Aggregate Mining
CAD Quarry Models Produce Cross-Sections
and Pit Volume Calculations

AGGREGATE – Sand, gravel and crushed rock is the number one non-fuel mineral resource in the United States in terms of volume and value. In the United States, there are approximately 10,000 active quarries, which yields millions of tons of aggregate. It is becoming increasingly difficult to mine aggregate due to conflicting land uses, zoning, citizen opposition, inability to obtain permits, and environmental issues. Nevertheless, it is estimated that more aggregate will need to be produced during the next 25 years than has been mined during the previous 100 years.

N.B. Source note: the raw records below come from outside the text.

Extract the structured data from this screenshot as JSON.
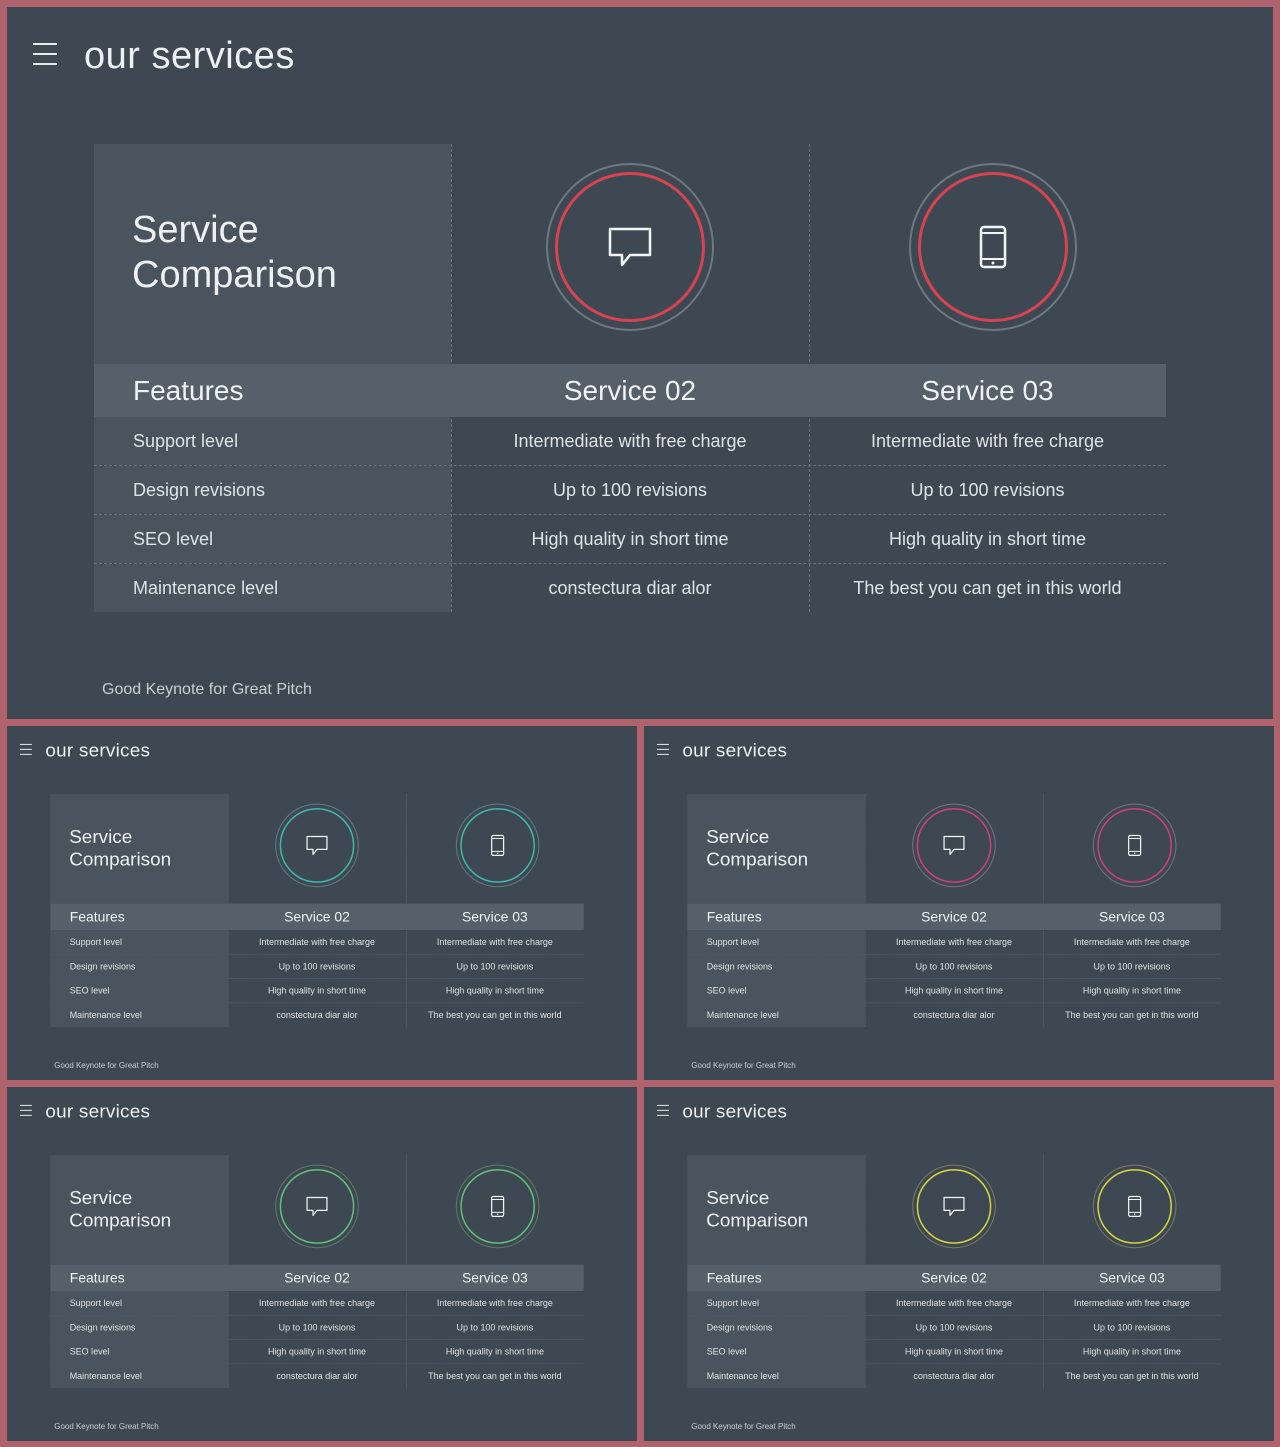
{
  "slide": {
    "title": "our services",
    "compare_title": "Service Comparison",
    "footer": "Good Keynote for Great Pitch",
    "headers": {
      "col1": "Features",
      "col2": "Service 02",
      "col3": "Service 03"
    },
    "rows": [
      {
        "feature": "Support level",
        "s2": "Intermediate  with  free  charge",
        "s3": "Intermediate  with  free  charge"
      },
      {
        "feature": "Design revisions",
        "s2": "Up  to  100 revisions",
        "s3": "Up  to  100 revisions"
      },
      {
        "feature": "SEO level",
        "s2": "High  quality  in  short  time",
        "s3": "High  quality  in  short  time"
      },
      {
        "feature": "Maintenance  level",
        "s2": "constectura  diar  alor",
        "s3": "The  best  you  can  get  in  this  world"
      }
    ]
  },
  "icons": {
    "service2": "chat-bubble-icon",
    "service3": "mobile-phone-icon",
    "menu": "hamburger-menu-icon"
  },
  "variants": [
    {
      "name": "red",
      "accent": "#d84352",
      "ring": "#6e7882"
    },
    {
      "name": "teal",
      "accent": "#3fb8ad",
      "ring": "#5f7b80"
    },
    {
      "name": "magenta",
      "accent": "#cf3f7c",
      "ring": "#7b6f85"
    },
    {
      "name": "green",
      "accent": "#62c07a",
      "ring": "#5f7a66"
    },
    {
      "name": "yellow",
      "accent": "#d8d53e",
      "ring": "#7a7a62"
    }
  ]
}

Virtually everything we build requires aggregate materials, either as an engineered soil base for stability or in the form of concrete or asphalt products. Aggregate is used both in and under our roads, highways, streets, sidewalks, airports, railways, parking lots, sewers, foundations and in the buildings themselves. Other specialty uses include pre-cast concrete products, filtration in septic fields, backfill in underground mines, winter road sanding and armoring 'rip-rap', which prevents erosion on shorelines and water courses. In spite of the enormous technological strides over the last century, there are still no economically viable substitutes for aggregate in the construction industry. Aggregate is a critical resource for the province, as important as water and electricity.

At Newton Consultants we are dedicated to assisting our client in properly documenting all stages of aggregate mine extraction. We will assure that extracting aggregate resources is done with minimal impact to the environmental.

Some environmental impacts from aggregate extraction are engineering-related. The most obvious impacts are the physical and visual changes to the landscape. We at Newton reduce the effects of habitat loss, blasting, noise, dust, erosion, and sedimentation through integrated engineering, geologic and environmental planning.

Newton Consultants recognizes environmental impacts associated with aggregate extraction and utilizes systems analysis and risk analysis techniques. Using these methods aggregate mining can be planned and managed to help account for environmental impact.